Root, as of April 24, 2018, had just 98 employees. It began to sell insurance only at the end of 2016, nearly two years after its initial founding.

The digital insurer is an industry upstart, using telematics to measure customers’ driving to help them get the best rates. Its digital recruitment strategy involves a mix of the tried-and-true (LinkedIn), experimentation, a job portal, and profession-specific online community job boards such as Stack Overflow and Dribbble (yes, with three B’s).

Clara Kridler, Root’s head of People, explains that Stack Overflow “is a community for engineers that has a job site component, so it is a place where you can pose questions and access resources for work you’re doing as an engineer” as well as look at job postings.

Dribbble, on the other hand, is an online community/job board for design and creative people, which Kridler said is “where people can showcase the work they have done, give context for what the project was and have contact with the broader community.”

In addition, Root has explored the use of paid advertising to targeted groups the company thinks might be interested in a given open position, tested mostly in LinkedIn. The ads don’t directly ask readers to “please apply.” Rather, they’re intended to see who clicks and engages with the content in the ad, and then Root reaches out to them proactively.

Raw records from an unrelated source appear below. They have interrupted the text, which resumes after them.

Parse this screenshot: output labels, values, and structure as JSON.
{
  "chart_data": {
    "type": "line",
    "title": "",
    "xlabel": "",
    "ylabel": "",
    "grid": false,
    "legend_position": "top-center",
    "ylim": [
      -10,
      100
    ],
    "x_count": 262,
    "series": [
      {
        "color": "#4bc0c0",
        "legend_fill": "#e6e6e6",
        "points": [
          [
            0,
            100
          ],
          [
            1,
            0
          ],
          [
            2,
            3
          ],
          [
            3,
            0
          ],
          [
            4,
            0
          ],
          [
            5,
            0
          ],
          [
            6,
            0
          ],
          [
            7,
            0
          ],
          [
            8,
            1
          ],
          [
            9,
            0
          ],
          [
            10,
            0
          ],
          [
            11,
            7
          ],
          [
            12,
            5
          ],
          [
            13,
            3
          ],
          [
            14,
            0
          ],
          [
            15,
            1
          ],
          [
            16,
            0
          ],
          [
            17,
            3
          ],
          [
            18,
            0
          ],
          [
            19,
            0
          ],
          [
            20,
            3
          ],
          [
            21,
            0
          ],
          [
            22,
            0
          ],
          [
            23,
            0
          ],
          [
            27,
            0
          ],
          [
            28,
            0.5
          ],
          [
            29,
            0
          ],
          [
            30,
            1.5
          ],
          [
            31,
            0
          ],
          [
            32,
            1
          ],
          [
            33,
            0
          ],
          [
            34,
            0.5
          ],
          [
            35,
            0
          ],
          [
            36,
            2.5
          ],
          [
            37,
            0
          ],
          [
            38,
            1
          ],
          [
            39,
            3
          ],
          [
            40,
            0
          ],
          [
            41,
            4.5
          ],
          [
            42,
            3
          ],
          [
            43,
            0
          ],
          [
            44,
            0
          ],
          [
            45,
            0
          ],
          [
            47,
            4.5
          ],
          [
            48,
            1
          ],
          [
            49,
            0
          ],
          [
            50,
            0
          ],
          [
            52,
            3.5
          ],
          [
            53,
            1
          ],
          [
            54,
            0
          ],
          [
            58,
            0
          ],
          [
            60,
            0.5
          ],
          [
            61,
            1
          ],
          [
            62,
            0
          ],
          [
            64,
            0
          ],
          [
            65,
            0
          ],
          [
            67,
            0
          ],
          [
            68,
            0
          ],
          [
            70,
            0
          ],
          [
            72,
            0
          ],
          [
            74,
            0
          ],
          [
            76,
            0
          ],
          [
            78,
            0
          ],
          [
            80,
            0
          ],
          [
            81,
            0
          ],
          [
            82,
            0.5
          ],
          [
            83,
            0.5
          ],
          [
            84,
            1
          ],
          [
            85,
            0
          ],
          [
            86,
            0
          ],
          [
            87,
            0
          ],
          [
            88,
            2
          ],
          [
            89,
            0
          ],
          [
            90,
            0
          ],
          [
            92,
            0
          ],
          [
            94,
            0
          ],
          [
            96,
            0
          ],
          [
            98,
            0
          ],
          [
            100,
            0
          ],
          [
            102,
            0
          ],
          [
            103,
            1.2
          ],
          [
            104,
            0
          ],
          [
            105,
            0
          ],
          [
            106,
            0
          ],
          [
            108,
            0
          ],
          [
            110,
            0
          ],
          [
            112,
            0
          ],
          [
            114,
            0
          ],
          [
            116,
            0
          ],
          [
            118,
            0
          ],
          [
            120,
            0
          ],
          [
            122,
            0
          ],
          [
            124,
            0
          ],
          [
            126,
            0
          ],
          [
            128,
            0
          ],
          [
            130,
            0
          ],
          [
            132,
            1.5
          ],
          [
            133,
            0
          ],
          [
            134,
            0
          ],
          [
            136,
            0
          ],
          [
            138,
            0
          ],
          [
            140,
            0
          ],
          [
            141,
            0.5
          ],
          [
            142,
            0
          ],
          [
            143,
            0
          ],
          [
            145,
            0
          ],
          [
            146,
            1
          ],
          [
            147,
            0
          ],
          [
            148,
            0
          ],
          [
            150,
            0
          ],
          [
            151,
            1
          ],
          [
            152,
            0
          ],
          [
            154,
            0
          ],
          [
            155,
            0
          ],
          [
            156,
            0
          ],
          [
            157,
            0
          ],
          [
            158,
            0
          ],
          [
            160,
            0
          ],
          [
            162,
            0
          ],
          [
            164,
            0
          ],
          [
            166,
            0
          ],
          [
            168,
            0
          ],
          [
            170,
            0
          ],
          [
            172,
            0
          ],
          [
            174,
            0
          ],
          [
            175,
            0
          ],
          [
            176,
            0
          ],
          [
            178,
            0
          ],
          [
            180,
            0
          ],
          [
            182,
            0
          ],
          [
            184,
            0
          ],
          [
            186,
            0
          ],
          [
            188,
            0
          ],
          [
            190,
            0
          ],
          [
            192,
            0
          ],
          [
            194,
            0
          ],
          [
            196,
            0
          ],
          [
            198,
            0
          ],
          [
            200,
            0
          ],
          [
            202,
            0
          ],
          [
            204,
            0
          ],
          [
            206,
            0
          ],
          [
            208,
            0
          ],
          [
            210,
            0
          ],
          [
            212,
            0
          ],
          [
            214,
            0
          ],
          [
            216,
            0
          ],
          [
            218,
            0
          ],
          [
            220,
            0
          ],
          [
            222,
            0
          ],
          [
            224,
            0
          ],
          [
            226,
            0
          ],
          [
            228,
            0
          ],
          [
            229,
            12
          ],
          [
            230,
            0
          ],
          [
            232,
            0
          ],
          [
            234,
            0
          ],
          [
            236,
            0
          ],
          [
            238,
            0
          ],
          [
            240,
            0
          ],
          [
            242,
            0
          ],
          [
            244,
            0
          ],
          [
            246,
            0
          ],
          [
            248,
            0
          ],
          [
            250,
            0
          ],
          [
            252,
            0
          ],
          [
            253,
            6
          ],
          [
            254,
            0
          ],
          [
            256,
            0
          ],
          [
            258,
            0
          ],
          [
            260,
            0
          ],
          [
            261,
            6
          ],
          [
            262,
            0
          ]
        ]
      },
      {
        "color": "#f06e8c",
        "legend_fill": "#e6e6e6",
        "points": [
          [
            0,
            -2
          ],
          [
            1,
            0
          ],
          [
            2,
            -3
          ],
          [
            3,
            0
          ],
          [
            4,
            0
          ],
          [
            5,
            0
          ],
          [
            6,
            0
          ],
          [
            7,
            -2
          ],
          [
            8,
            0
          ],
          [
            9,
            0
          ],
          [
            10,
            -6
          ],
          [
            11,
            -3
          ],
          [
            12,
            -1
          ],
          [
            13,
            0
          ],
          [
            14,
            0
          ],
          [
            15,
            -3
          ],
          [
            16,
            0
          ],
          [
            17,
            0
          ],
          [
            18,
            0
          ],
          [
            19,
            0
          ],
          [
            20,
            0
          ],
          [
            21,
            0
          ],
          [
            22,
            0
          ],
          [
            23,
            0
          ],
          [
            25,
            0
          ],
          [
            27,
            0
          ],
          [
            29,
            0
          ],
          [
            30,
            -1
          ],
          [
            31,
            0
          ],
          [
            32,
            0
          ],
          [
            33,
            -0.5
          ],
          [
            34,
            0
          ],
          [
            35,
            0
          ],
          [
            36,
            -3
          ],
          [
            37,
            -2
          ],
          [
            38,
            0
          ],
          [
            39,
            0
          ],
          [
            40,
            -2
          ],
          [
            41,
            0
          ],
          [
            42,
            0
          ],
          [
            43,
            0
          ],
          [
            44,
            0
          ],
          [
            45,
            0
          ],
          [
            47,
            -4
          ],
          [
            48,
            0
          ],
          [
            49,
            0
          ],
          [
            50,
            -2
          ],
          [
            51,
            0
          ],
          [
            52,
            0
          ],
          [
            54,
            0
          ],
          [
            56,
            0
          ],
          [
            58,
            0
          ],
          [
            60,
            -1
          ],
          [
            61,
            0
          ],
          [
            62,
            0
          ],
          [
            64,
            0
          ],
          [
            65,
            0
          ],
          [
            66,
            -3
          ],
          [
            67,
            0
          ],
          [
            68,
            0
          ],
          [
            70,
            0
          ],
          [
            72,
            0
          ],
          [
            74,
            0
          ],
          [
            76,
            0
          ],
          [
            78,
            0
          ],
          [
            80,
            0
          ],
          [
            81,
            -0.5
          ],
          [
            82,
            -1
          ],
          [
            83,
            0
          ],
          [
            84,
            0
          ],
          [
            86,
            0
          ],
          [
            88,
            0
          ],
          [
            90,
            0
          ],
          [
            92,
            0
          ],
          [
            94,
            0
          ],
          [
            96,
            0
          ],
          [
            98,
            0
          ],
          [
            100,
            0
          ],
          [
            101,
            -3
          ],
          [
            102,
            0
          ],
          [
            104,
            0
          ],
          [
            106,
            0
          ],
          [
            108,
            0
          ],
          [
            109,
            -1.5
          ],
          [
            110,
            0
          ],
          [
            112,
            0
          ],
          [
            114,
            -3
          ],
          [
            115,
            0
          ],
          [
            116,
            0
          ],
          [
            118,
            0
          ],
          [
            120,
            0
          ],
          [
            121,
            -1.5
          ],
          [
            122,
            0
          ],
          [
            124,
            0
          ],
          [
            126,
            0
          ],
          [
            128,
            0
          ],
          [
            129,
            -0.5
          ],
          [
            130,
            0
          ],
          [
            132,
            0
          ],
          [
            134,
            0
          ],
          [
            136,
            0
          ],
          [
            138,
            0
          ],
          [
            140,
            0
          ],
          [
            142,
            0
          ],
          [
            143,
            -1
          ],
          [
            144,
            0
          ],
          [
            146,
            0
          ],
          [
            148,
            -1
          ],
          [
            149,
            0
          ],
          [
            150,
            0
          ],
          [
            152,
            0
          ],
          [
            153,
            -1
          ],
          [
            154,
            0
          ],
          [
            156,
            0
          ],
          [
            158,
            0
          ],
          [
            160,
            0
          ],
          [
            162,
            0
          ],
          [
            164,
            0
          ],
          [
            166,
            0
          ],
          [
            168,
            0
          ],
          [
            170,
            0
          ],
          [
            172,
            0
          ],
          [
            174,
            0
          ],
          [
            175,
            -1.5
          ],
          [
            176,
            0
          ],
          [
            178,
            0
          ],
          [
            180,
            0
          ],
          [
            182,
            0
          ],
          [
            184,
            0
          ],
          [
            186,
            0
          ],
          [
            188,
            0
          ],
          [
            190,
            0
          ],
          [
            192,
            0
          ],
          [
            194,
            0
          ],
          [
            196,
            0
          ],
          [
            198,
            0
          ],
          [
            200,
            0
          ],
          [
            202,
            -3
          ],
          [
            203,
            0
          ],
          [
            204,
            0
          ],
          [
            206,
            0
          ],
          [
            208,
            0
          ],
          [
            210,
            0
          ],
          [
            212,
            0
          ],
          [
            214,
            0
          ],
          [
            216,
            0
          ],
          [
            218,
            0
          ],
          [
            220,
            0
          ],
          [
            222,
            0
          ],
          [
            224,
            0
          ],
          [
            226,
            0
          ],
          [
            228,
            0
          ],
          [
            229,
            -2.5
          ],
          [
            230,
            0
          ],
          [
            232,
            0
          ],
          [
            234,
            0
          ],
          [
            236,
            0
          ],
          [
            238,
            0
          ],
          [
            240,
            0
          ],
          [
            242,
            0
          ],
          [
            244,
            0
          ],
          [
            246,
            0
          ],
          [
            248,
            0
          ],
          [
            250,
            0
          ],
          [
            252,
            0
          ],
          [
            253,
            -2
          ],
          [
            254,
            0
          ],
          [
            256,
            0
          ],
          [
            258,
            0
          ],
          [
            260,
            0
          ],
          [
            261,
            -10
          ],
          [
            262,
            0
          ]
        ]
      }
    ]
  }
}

Root did this with a recent presentation by Chief Technology Officer Dan Manges, which Kridler took and developed for an advertisement for a target audience (the presentation was about engineering at Root).

“We were using content…that captures how we are, how we build technology and seeing who is drawn to that…They are engaging with this content explaining what we do,” Kridler said.

Often those who engage have related expertise and post comments, which presents an opportunity to see if the curious folks who did so would be interested in an opportunity.

Kridler said they’ve done this with just a few positions since initially experimenting with targeted ads about six months ago. They’ve found four job candidates through this method.

Root’s digital recruiting focuses strongly on the employer brand and promotes what a job candidate might experience at the company. In doing so, Kridler said, Root hopes “to attract and retain employees for a long time.”

Root also targets digital recruitment via eng.joinroot.com, an engineering-specific website that explains the company’s technology, how it builds software, its open positions and other relevant details in terms of engineering practices.

“The reason we built this website is primarily to attract talent, and we hope that going forward we can make one of these pages for each of our functional groups,” Kridler said.